The young generation uses a free pointer to control GC triggering. The pointer holds the position of the last allocated object in the young generation. When there is a new object to allocate memory, the pointer is used to check whether there is enough space. If the age of the object is +1 and the age of the object is 15, not all new objects will be placed in Eden. If a large object needs a lot of continuous space, it will be assigned to the old age as soon as it is born.

3.4.2 Old Generation

The old generation has only one region, which by default is twice the size of the young generation. The old age stores objects copied from the young generation above. Generally speaking, the life cycle of objects in the old age is relatively long and stable. The GC sent in this area, known as the Full GC, uses a mark-collation algorithm for garbage collection.

3.4.3 Permanent Generation

The reclamation strategy for this area, as explained in 2.4 above, will not be repeated here.
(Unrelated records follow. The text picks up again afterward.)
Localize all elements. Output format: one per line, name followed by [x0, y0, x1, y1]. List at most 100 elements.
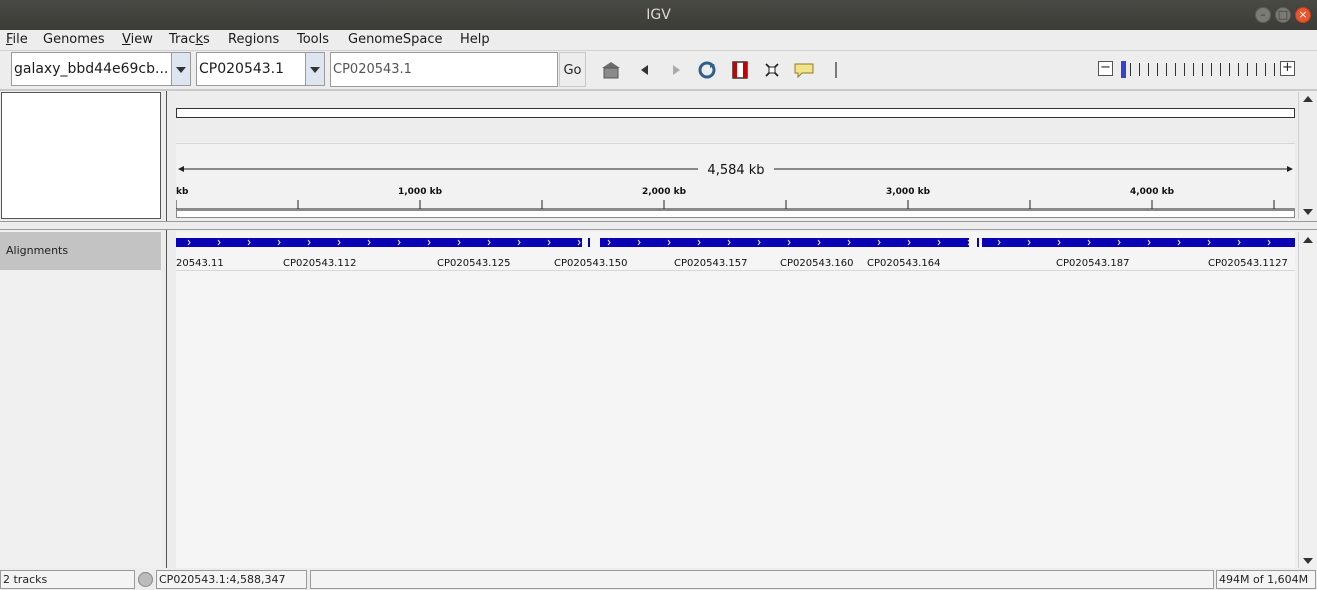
menu-file[interactable]: File	[6, 32, 28, 47]
feature-label[interactable]: CP020543.187	[1056, 258, 1129, 269]
zoom-tick[interactable]	[1247, 63, 1248, 76]
strand-chevron	[1147, 239, 1151, 246]
track-data-panel[interactable]	[176, 232, 1295, 568]
popup-info-icon[interactable]	[793, 60, 815, 80]
strand-chevron	[937, 239, 941, 246]
zoom-tick[interactable]	[1130, 63, 1131, 76]
zoom-tick[interactable]	[1274, 63, 1275, 76]
strand-chevron	[907, 239, 911, 246]
ruler-panel[interactable]: 4,584 kb kb 1,000 kb 2,000 kb 3,000 kb 4,000…	[176, 143, 1295, 218]
scroll-down-icon[interactable]	[1303, 558, 1313, 564]
refresh-icon[interactable]	[696, 60, 718, 80]
forward-icon[interactable]	[665, 60, 687, 80]
menu-regions[interactable]: Regions	[228, 32, 279, 47]
strand-chevron	[427, 239, 431, 246]
chromosome-dropdown[interactable]: CP020543.1	[196, 52, 325, 86]
locus-value: CP020543.1	[333, 62, 412, 77]
feature-label[interactable]: CP020543.164	[867, 258, 940, 269]
scroll-down-icon[interactable]	[1303, 209, 1313, 215]
zoom-tick[interactable]	[1157, 63, 1158, 76]
feature-label[interactable]: CP020543.125	[437, 258, 510, 269]
zoom-tick[interactable]	[1238, 63, 1239, 76]
ruler-tick-label: kb	[176, 187, 189, 197]
zoom-tick[interactable]	[1220, 63, 1221, 76]
maximize-button[interactable]: □	[1275, 7, 1291, 23]
strand-chevron	[1207, 239, 1211, 246]
strand-chevron	[1087, 239, 1091, 246]
panel-splitter[interactable]	[0, 221, 1317, 230]
header-attribute-panel	[162, 91, 176, 221]
strand-chevron	[997, 239, 1001, 246]
menu-view[interactable]: View	[122, 32, 153, 47]
zoom-tick[interactable]	[1265, 63, 1266, 76]
genome-value: galaxy_bbd44e69cb...	[14, 61, 169, 77]
zoom-tick[interactable]	[1211, 63, 1212, 76]
scroll-up-icon[interactable]	[1303, 237, 1313, 243]
header-scrollbar[interactable]	[1298, 92, 1313, 219]
zoom-level-marker[interactable]	[1121, 61, 1126, 78]
feature-label[interactable]: CP020543.1127	[1208, 258, 1288, 269]
feature-label[interactable]: 20543.11	[176, 258, 224, 269]
chromosome-ideogram[interactable]	[176, 108, 1295, 118]
menu-tracks-mnemonic: k	[195, 32, 204, 47]
strand-chevron	[517, 239, 521, 246]
strand-chevron	[1057, 239, 1061, 246]
zoom-tick[interactable]	[1256, 63, 1257, 76]
region-of-interest-icon[interactable]	[729, 60, 751, 80]
strand-chevron	[367, 239, 371, 246]
zoom-tick[interactable]	[1139, 63, 1140, 76]
resize-icon[interactable]	[761, 60, 783, 80]
chevron-down-icon[interactable]	[171, 53, 190, 85]
zoom-in-button[interactable]: +	[1280, 61, 1295, 76]
close-button[interactable]: ×	[1295, 7, 1311, 23]
zoom-tick[interactable]	[1175, 63, 1176, 76]
strand-chevron	[247, 239, 251, 246]
zoom-tick[interactable]	[1148, 63, 1149, 76]
go-button[interactable]: Go	[559, 52, 586, 87]
menu-tracks[interactable]: Tracks	[169, 32, 210, 47]
status-memory: 494M of 1,604M	[1216, 570, 1316, 589]
feature-label[interactable]: CP020543.160	[780, 258, 853, 269]
minimize-icon: –	[1260, 8, 1266, 21]
strand-chevron	[637, 239, 641, 246]
scroll-up-icon[interactable]	[1303, 96, 1313, 102]
strand-chevron	[787, 239, 791, 246]
zoom-out-button[interactable]: −	[1098, 61, 1113, 76]
strand-chevron	[967, 239, 971, 246]
feature-label[interactable]: CP020543.150	[554, 258, 627, 269]
genome-dropdown[interactable]: galaxy_bbd44e69cb...	[11, 52, 191, 86]
back-icon[interactable]	[634, 60, 656, 80]
minimize-button[interactable]: –	[1255, 7, 1271, 23]
feature-label[interactable]: CP020543.112	[283, 258, 356, 269]
zoom-tick[interactable]	[1184, 63, 1185, 76]
menu-tools[interactable]: Tools	[297, 32, 329, 47]
chevron-down-icon[interactable]	[305, 53, 324, 85]
strand-chevron	[1237, 239, 1241, 246]
track-scrollbar[interactable]	[1298, 232, 1313, 568]
menu-bar: File Genomes View Tracks Regions Tools G…	[0, 30, 1317, 50]
strand-chevron	[397, 239, 401, 246]
zoom-tick[interactable]	[1166, 63, 1167, 76]
close-icon: ×	[1298, 8, 1308, 21]
locus-input[interactable]: CP020543.1	[330, 52, 558, 87]
zoom-tick[interactable]	[1202, 63, 1203, 76]
chromosome-value: CP020543.1	[199, 61, 285, 77]
strand-chevron	[337, 239, 341, 246]
ruler-tick-label: 4,000 kb	[1130, 187, 1175, 197]
menu-genomespace[interactable]: GenomeSpace	[348, 32, 443, 47]
ruler-arrow-left-icon	[178, 166, 184, 172]
home-icon[interactable]	[600, 60, 622, 80]
ruler-tick-label: 1,000 kb	[398, 187, 443, 197]
menu-help[interactable]: Help	[460, 32, 490, 47]
menu-genomes[interactable]: Genomes	[43, 32, 105, 47]
menu-tracks-post: s	[203, 32, 210, 47]
feature-label[interactable]: CP020543.157	[674, 258, 747, 269]
track-scrollbar-arrows	[1303, 237, 1313, 564]
zoom-tick[interactable]	[1193, 63, 1194, 76]
strand-chevron	[187, 239, 191, 246]
menu-view-mnemonic: V	[122, 32, 131, 47]
track-name-alignments[interactable]: Alignments	[0, 232, 161, 270]
zoom-tick[interactable]	[1229, 63, 1230, 76]
strand-chevron	[277, 239, 281, 246]
strand-chevron	[1027, 239, 1031, 246]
3.4.4 Guarantee of space allocation

Before Minor GC occurs, the virtual machine checks to see if the maximum available contiguous space of the old generation is greater than the total space of all objects of the new generation. If this condition is true, then Minor GC is guaranteed to be safe. If this is not true, the virtual machine checks the HandlePromotionFailure setting to see if the guarantee failure is allowed. If so, it continues to check whether the maximum available contiguous space of the old age is greater than the average size of the objects promoted to the old age, and if so, a Minor GC is attempted, although this Minor GC is risky; If less than, or if the HandlePromotionFailure setting does not allow risk, then do a Full GC instead. To explain what the “risk” is, as mentioned earlier, the new generation uses a copy-collection algorithm but uses only one Survivor space as a rotation backup for memory utilization, Therefore, when a large number of objects survive the Minor GC (the most extreme case is when all objects survive in the new generation after memory reclamation), an allocation guarantee from the old generation is required to pass Survivor objects directly into the old generation. And life of the loan guarantees, similar to the old s such a guarantee, the premise is that the old s itself and accommodate these objects of the remaining space, how many objects are to live in the actual memory recovery is not clear know before, so I had to take each time before recycling the average size of the object to the old s capacity promotion value as experience value, Compare the remaining space of the old generation and decide whether to make more space for the old generation by Full GC. Averaging comparisons is still a dynamic probability measure, that is, if the number of objects surviving a Minor GC is significantly higher than the average, it can still lead to Handle Promotion Failure. If a HandlePromotionFailure fails, the Full GC will have to be restarted after the failure. Although the loop is largest when a guarantee fails, HandlePromotionFailure is turned on in most cases to avoid Full GC too often.